Setor paulista de contact center projeta faturamento de R$ 7,5 bi em 2012

Segundo o Sintelmark, crescimento do setor é favorecido por agregar serviços prestados, como o uso dos multicanais nas operações de atendimento.

Com registro de crescimento acima do PIB nacional nos últimos três anos e por se manter como a região de maior representatividade no segmento, o mercado paulista de contact center projeta alcançar a marca de R$ 7,5 bilhões de faturamento neste ano, cifra R$ 1,1 bilhão superior em relação a 2011, quando foi registrado o patamar de R$ 6,4 bilhões, segundo o Sintelmark (Sindicato Paulista das Empresas de Telemarketing, Marketing Direto e Conexos).

De acordo com Stan Braz, diretor presidente executivo do Sintelmark, esta expansão é decorrente do maior valor agregado aos serviços prestados pelas companhias. “Com a especialização cada vez maior de serviços, como o atendimento por multicanais e o investimento pesado na capacitação de profissionais, as empresas do setor conseguiram uma valorização dos seus serviços, aumentando assim o faturamento médio por PA (Posição de Atendimento) em 5%”, explica Braz.

Para 2012, a estimativa do Sintelmark é de que o valor médio de faturamento por PA seja de R$ 45,38 mil, ante R$ 42,78 mil em 2011, uma vez que cada posição de atendimento comporta até três operadores.

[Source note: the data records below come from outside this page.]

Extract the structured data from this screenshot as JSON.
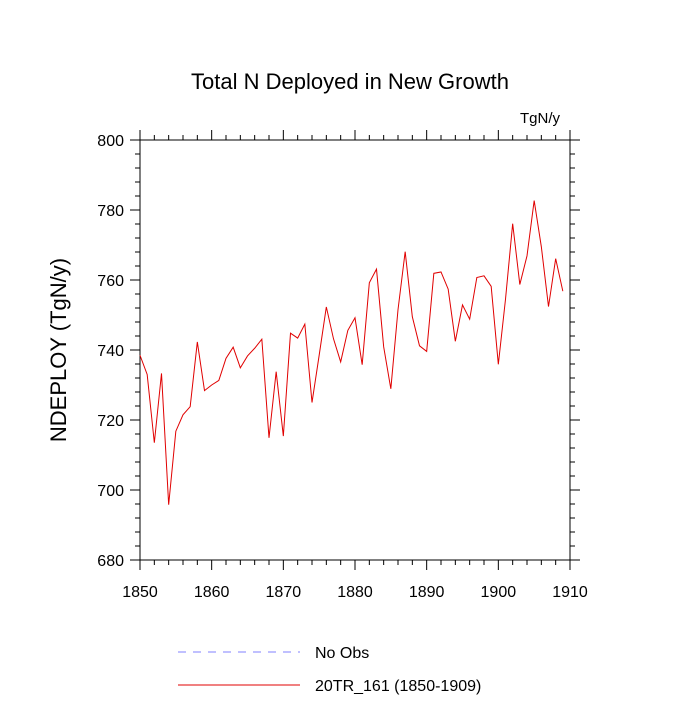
{
  "chart_data": {
    "type": "line",
    "title": "Total N Deployed in New Growth",
    "units": "TgN/y",
    "xlabel": "",
    "ylabel": "NDEPLOY  (TgN/y)",
    "xlim": [
      1850,
      1910
    ],
    "ylim": [
      680,
      800
    ],
    "xticks": [
      1850,
      1860,
      1870,
      1880,
      1890,
      1900,
      1910
    ],
    "yticks": [
      680,
      700,
      720,
      740,
      760,
      780,
      800
    ],
    "grid": false,
    "legend_position": "bottom-center",
    "series": [
      {
        "name": "No Obs",
        "color": "#8080ff",
        "style": "dashed",
        "x": [],
        "values": []
      },
      {
        "name": "20TR_161 (1850-1909)",
        "color": "#e00000",
        "style": "solid",
        "x": [
          1850,
          1851,
          1852,
          1853,
          1854,
          1855,
          1856,
          1857,
          1858,
          1859,
          1860,
          1861,
          1862,
          1863,
          1864,
          1865,
          1866,
          1867,
          1868,
          1869,
          1870,
          1871,
          1872,
          1873,
          1874,
          1875,
          1876,
          1877,
          1878,
          1879,
          1880,
          1881,
          1882,
          1883,
          1884,
          1885,
          1886,
          1887,
          1888,
          1889,
          1890,
          1891,
          1892,
          1893,
          1894,
          1895,
          1896,
          1897,
          1898,
          1899,
          1900,
          1901,
          1902,
          1903,
          1904,
          1905,
          1906,
          1907,
          1908,
          1909
        ],
        "values": [
          738.5,
          733,
          713.5,
          733.3,
          695.8,
          716.8,
          721.5,
          723.8,
          742.3,
          728.4,
          730,
          731.3,
          737.6,
          740.8,
          734.9,
          738.3,
          740.5,
          743.1,
          714.9,
          733.8,
          715.4,
          744.8,
          743.4,
          747.4,
          725,
          738.5,
          752.3,
          743.2,
          736.6,
          745.6,
          749.2,
          735.8,
          759.2,
          763.1,
          740.9,
          728.9,
          751.5,
          768.1,
          749.5,
          741.2,
          739.6,
          761.9,
          762.3,
          757.4,
          742.5,
          752.9,
          748.8,
          760.7,
          761.2,
          758.2,
          735.9,
          754.5,
          776.1,
          758.7,
          766.9,
          782.7,
          769.5,
          752.4,
          766.1,
          756.8
        ]
      }
    ]
  }
}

Ao todo, o estado de São Paulo terá, até dezembro, mais de 350 mil funcionários, 10% a mais que em 2011, quando somou 324 mil funcionários.

Mesmo com esse crescimento, é importante atentar para o fator rentabilidade financeira. “Apesar do cenário positivo, temos de considerar que a rentabilidade das empresas prestadoras de serviços de contact center tem diminuído nos últimos anos e elas ainda não encontraram uma fórmula para solucionar a equação entre o aumento de gastos e a redução de receita”, afirma Lucas Mancini, presidente do Sintelmark. “Esse movimento ocorre em função de aspectos como: alta carga tributária, pesados investimentos em treinamento e tecnologia, incorporação na folha de pagamento dos reajustes salariais, achatamento dos valores estipulados nos projetos de atendimento, entre outros”, completa.

O contact center paulista representa, em média, 60% da movimentação do segmento de todo o país e, segundo Braz, necessita de incentivos para manter esse crescimento. “Apesar da expressividade do estado para o setor em geral, temos de considerar a possibilidade uma possível migração de empresas para outros estados, por conta de melhores incentivos, o que impactaria diretamente na redução da abertura de novos empregos para os jovens paulistas”, argumenta.

De acordo com o executivo, os cinco municípios paulistas que mais concedem benefícios fiscais para abertura de call centers são: Mogi das Cruzes (alíquota de ISS de 2%), São José dos Campos (alíquota de ISS de 2% e isenção de IPTU), Barueri (alíquota de ISS de 2%), Osasco (alíquota de ISS de 2%) e São Paulo (alíquota de ISS de 5%), porém, pode-se conceder mais, pois, alguns municípios do país oferecem isenção da alíquota de ISS. “Uma alternativa viável para desafogar os grandes centros e manter a constante geração de empregos no setor seria a criação de incentivos para polos regionais de atendimento”, explica.

Para Braz, muitos municípios começam a perceber a importância da geração de empregos por meio do contact center. “Estas empresas têm um impulso social muito forte, porque oferecem uma grande quantidade de empregos para os jovens, que iniciam sua carreira no mercado de trabalho, e auxiliam na diminuição do risco de marginalidade, por conta do impacto econômico no local onde são instaladas”, explica Braz. “Por isso, alguns municípios já perceberam essa necessidade e criam, além de incentivos no ISS e IPTU, outras reduções de impostos para as companhias que estimulam a geração do 1º emprego, e São Paulo deve se atentar para não perder espaço neste setor”, finaliza.